I'm writing a numerical optimization, and I'm having a problem with an expression of the form $$ e^{-t} (1+\mathrm{erf}(t)) $$
The overall shape of the function looks correct, but when $t$ is small, $e^{-t}$ is huge while $(1+\mathrm{erf}(t))$ is very small, and their product is also small. This leads to horrible floating point inaccuracies.
I know, of course, that there are multiple things I can do to remedy this, including scaling my problem so that the values are more reasonably sized. Another is to reformulate the expression to avoid ever computing the huge intermediate values.
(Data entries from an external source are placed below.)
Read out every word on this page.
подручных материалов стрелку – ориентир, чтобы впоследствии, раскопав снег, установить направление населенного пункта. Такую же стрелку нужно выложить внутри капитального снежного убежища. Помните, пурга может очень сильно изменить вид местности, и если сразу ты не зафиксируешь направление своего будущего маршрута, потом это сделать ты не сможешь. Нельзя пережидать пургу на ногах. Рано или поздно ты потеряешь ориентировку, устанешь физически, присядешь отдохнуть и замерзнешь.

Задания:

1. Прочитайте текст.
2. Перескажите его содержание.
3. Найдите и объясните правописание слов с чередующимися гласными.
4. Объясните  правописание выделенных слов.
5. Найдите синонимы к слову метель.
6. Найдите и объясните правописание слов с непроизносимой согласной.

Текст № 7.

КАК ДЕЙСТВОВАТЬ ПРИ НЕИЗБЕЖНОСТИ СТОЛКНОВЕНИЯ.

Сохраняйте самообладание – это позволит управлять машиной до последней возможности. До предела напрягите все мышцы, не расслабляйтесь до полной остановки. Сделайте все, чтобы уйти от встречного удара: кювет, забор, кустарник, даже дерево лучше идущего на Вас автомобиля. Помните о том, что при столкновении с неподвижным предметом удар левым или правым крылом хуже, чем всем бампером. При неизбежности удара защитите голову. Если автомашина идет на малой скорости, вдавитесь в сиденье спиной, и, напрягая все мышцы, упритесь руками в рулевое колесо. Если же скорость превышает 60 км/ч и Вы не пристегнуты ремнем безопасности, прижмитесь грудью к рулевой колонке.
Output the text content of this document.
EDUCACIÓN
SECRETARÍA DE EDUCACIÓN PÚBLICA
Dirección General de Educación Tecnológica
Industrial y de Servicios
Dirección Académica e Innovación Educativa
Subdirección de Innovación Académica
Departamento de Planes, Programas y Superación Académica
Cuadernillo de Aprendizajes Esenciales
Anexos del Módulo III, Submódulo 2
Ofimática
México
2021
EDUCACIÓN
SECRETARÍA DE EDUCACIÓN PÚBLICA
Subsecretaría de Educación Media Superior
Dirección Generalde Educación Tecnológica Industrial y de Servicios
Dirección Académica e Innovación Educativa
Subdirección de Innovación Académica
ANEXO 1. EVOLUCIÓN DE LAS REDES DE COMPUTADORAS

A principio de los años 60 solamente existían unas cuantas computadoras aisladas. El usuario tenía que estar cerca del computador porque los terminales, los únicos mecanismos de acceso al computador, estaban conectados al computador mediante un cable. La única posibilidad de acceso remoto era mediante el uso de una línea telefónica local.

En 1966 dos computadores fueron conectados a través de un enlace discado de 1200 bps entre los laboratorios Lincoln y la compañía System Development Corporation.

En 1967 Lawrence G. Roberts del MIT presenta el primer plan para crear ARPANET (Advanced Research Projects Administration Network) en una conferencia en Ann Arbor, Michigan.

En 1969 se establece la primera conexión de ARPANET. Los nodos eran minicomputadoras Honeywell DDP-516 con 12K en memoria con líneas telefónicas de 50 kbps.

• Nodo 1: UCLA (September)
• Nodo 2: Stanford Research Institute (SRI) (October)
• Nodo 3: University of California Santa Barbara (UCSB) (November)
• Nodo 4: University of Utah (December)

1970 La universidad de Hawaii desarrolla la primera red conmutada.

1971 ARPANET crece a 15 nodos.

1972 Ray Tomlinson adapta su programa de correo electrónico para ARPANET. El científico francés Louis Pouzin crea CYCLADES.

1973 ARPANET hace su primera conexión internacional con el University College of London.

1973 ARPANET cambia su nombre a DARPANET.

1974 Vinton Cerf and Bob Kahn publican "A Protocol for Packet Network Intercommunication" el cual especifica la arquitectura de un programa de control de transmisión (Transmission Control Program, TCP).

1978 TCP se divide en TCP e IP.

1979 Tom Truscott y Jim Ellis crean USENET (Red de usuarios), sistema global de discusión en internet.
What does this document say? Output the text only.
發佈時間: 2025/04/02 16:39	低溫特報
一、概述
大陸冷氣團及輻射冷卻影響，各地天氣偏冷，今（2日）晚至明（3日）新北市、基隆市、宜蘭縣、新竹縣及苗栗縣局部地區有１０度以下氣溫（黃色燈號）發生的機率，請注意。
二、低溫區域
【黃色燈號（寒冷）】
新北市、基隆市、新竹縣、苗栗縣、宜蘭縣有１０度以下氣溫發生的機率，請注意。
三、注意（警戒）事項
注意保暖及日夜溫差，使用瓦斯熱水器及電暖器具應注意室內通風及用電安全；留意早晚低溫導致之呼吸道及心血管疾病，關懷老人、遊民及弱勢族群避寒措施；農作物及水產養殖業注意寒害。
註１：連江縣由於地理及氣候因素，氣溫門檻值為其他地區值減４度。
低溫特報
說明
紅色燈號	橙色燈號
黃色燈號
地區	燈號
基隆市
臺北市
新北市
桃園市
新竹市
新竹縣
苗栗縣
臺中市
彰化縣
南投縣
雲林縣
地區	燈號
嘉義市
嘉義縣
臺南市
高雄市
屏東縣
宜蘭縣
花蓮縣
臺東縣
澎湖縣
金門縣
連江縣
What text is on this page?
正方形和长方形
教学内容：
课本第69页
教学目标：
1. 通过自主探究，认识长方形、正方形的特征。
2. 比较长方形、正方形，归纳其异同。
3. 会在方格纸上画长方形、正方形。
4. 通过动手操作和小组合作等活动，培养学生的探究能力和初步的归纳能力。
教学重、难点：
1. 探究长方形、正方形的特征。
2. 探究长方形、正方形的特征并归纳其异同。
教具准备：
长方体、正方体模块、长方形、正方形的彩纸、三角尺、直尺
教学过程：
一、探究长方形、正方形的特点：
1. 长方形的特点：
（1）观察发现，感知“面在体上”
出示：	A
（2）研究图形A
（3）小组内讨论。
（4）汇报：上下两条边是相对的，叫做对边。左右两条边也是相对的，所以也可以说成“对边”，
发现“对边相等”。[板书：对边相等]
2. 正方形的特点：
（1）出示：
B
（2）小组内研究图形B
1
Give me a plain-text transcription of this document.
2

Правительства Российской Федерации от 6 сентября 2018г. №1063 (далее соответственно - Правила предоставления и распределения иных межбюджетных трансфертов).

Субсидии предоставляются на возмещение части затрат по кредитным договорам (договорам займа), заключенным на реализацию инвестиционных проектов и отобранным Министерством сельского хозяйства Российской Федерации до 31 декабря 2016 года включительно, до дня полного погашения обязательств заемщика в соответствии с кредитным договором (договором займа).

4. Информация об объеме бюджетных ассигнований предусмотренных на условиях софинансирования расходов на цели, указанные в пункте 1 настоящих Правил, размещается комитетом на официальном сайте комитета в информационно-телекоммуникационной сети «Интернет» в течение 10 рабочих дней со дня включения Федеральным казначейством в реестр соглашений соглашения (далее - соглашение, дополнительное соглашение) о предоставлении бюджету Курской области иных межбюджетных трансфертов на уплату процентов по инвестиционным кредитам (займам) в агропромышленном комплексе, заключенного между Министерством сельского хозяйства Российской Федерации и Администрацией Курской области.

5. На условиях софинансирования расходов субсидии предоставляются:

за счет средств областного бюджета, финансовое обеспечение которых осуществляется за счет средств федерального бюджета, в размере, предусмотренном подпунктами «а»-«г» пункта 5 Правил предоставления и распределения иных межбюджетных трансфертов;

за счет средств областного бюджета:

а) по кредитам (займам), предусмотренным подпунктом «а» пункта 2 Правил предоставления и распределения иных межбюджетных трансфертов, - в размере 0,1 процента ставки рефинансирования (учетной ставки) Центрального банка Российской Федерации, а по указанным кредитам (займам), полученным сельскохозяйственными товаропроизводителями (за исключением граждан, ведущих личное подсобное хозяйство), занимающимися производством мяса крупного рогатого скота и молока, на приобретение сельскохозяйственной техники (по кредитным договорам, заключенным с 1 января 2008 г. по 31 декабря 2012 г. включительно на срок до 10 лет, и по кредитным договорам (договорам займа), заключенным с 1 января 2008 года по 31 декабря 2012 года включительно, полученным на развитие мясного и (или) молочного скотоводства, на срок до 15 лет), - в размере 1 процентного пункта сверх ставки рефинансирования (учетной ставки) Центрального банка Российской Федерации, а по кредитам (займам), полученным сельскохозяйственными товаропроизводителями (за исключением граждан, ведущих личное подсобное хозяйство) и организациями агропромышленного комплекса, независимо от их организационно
In the particular example I've given, this is simple: $$ e^{-t} (1+\mathrm{erf}(t)) \\ \exp{\left[ \log(e^{-t}) + \log{(1+\mathrm{erf}(t))} \right]} \\ \exp{\left[ -t \log{(1+\mathrm{erf}(t))} \right]} $$ ...which is well behaved for all reasonable values of $t$.
However, in my actual expression, there are various parameters with respect to which I take the derivative. The resulting expressions are hideous and reformulating them by hand is daunting (although tractable).
Is there a way to make Mathematica reformulate an expression while attempting to avoid expressions that will be numerically unstable? I don't expect Mathematica to be automatically aware of which expressions will be problematic, but if I could, for example, simply instruct it to avoid using Exp[]
unless it absolutely must, this would be a very useful tool for me (and I suspect for other people working on numerical optimization!).
Note: I am not doing the optimization work in Mathematica. I'm only using Mathematica to help derive analytical gradients for my merit function. Therefore, any features of Mathematica which would eliminate the numerical inaccuracy only in Mathematica doesn't really help me.